Why is it that every time a hero tries to leave the adventurous life to start a family, something always pulls them back? That's what happens to Antonio Banderas' Alejandro in "The Legend of Zorro," which debuted at #2 with $16.5 million. In the sequel to 1998's "The Mask of Zorro," Alejandro is hoping to start a family with Elena (Catherine Zeta-Jones), but finds himself drawn back into the swashbuckling lifestyle to thwart the plans of land barons who want to keep California from becoming the 31st state (see " 'Legend Of Zorro' Follows Antonio Banderas' Kid-Friendly Lead").

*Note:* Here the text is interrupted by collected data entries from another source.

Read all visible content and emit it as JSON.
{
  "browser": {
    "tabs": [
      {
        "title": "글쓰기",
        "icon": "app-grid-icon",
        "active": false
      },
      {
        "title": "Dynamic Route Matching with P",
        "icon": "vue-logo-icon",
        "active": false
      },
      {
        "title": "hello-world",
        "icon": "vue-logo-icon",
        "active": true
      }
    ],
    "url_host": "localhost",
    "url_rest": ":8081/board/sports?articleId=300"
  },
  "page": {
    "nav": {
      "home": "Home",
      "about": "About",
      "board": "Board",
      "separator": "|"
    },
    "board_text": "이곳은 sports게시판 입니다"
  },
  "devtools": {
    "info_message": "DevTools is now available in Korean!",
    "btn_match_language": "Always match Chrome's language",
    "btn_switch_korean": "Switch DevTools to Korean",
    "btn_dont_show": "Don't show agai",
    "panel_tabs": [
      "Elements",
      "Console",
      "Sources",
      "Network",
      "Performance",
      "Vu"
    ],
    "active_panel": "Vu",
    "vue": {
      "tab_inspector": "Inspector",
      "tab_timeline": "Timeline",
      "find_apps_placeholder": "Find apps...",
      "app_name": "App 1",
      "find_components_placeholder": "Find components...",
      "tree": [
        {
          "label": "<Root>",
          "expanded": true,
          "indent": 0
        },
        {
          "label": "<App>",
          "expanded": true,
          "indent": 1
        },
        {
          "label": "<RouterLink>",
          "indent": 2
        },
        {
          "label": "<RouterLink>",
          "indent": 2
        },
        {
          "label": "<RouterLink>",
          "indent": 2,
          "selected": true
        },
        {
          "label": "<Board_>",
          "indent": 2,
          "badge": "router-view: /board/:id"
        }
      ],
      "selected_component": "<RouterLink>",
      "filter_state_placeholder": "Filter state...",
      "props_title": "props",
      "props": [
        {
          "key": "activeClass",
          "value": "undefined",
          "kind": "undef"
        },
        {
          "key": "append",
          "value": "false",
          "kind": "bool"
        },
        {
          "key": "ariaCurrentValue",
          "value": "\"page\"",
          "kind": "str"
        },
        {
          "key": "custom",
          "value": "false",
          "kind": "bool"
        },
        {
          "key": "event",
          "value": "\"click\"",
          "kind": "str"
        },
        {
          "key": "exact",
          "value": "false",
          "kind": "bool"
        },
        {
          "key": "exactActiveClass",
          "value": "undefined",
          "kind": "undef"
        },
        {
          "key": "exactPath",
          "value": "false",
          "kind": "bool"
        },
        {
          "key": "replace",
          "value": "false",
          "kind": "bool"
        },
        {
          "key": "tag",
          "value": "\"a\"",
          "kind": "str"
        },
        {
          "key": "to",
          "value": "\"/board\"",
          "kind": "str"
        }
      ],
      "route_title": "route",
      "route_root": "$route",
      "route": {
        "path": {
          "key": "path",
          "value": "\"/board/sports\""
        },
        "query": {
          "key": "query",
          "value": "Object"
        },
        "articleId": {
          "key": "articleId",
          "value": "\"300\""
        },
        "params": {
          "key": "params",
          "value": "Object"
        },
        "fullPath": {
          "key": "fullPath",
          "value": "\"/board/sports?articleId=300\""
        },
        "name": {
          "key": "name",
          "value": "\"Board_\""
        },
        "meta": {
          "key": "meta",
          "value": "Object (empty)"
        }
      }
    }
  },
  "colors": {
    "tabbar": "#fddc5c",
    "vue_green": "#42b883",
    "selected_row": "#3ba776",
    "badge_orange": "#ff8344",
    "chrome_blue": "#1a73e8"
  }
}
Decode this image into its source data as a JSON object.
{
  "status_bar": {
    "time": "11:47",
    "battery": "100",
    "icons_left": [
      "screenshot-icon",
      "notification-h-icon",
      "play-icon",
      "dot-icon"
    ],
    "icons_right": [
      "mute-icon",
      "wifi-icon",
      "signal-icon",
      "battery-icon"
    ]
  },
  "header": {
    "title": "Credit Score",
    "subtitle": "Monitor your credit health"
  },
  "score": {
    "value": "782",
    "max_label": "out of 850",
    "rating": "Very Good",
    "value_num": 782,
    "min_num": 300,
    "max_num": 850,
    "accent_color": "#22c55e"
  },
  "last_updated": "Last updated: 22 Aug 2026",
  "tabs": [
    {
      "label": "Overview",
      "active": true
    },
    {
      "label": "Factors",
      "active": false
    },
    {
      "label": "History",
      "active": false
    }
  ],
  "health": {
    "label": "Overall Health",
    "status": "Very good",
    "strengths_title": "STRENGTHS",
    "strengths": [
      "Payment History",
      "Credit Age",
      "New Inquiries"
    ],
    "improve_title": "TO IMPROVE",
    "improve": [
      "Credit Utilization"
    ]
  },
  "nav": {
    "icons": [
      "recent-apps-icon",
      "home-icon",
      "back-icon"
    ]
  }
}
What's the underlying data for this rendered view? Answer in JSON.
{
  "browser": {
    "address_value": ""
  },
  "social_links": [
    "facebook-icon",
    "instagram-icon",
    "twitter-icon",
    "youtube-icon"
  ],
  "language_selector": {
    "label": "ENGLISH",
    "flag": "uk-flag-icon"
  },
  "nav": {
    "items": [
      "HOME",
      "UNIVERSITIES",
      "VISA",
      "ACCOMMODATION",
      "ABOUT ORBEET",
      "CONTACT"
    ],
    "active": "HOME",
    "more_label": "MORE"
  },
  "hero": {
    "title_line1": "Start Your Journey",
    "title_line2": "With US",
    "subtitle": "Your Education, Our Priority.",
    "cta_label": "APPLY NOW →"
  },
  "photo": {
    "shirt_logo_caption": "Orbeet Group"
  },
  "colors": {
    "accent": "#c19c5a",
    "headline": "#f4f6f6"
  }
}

The third film on the box-office top 10 isn't a sequel, but the core of its plot — a younger man falling for an older woman — may seem pretty familiar (see "Rewind: Onscreen And Off, What's Age Got To Do With It?"). "Prime," which bowed at #3 with more than $6.3 million, stars Uma Thurman as Rafi, a recently divorced 37-year-old woman who starts a fling with a 23-year-old painter. While Rafi's therapist (Meryl Streep) encourages her to pursue this casual relationship, the counselor begins to regret that advice when she finds out her son is the young suitor.
"Dreamer: Inspired by a True Story" dropped from #2 to #4 this week, earning $6.3 million. The film centers on a former horse trainer and his daughter, who attempt to bring a racehorse with a broken leg back to the track (see "For Dakota Fanning, Hollywood Is One Big Box Of Toys").
Animated feature "Wallace & Gromit: The Curse of the Were-Rabbit," which finds a man and his highly intelligent dog attempting to thwart a beast threatening their town's Giant Vegetable Competition, dropped from #3 to #5 with $4.4 million (see "Rewind: What's So Funny About Scary Bunnies?").
Nicolas Cage stars as a Chicago forecaster who straddles a fine line between love and hate with his audience in "The Weather Man," which debuted at #6 with more than $4.2 million. Offered a cushy job at a national television show based in New York, Cage's character has to decide whether a shot at the big time is worth uprooting his family (see "Nic Cage Weathers Hurled Chicken McNuggets In Forecaster Role").
Rounding out this week's box office top 10 are "Doom," which plummeted from #1 to #7 with more than $4 million; "North Country," which dropped from #5 to #8 with more than $3.6 million; "The Fog," which fell from #4 to #9 with $3.3 million; and "Flightplan," which slipped from #7 to #10 with $2.6 million.
Overall, ticket sales were down from the corresponding weekend last year.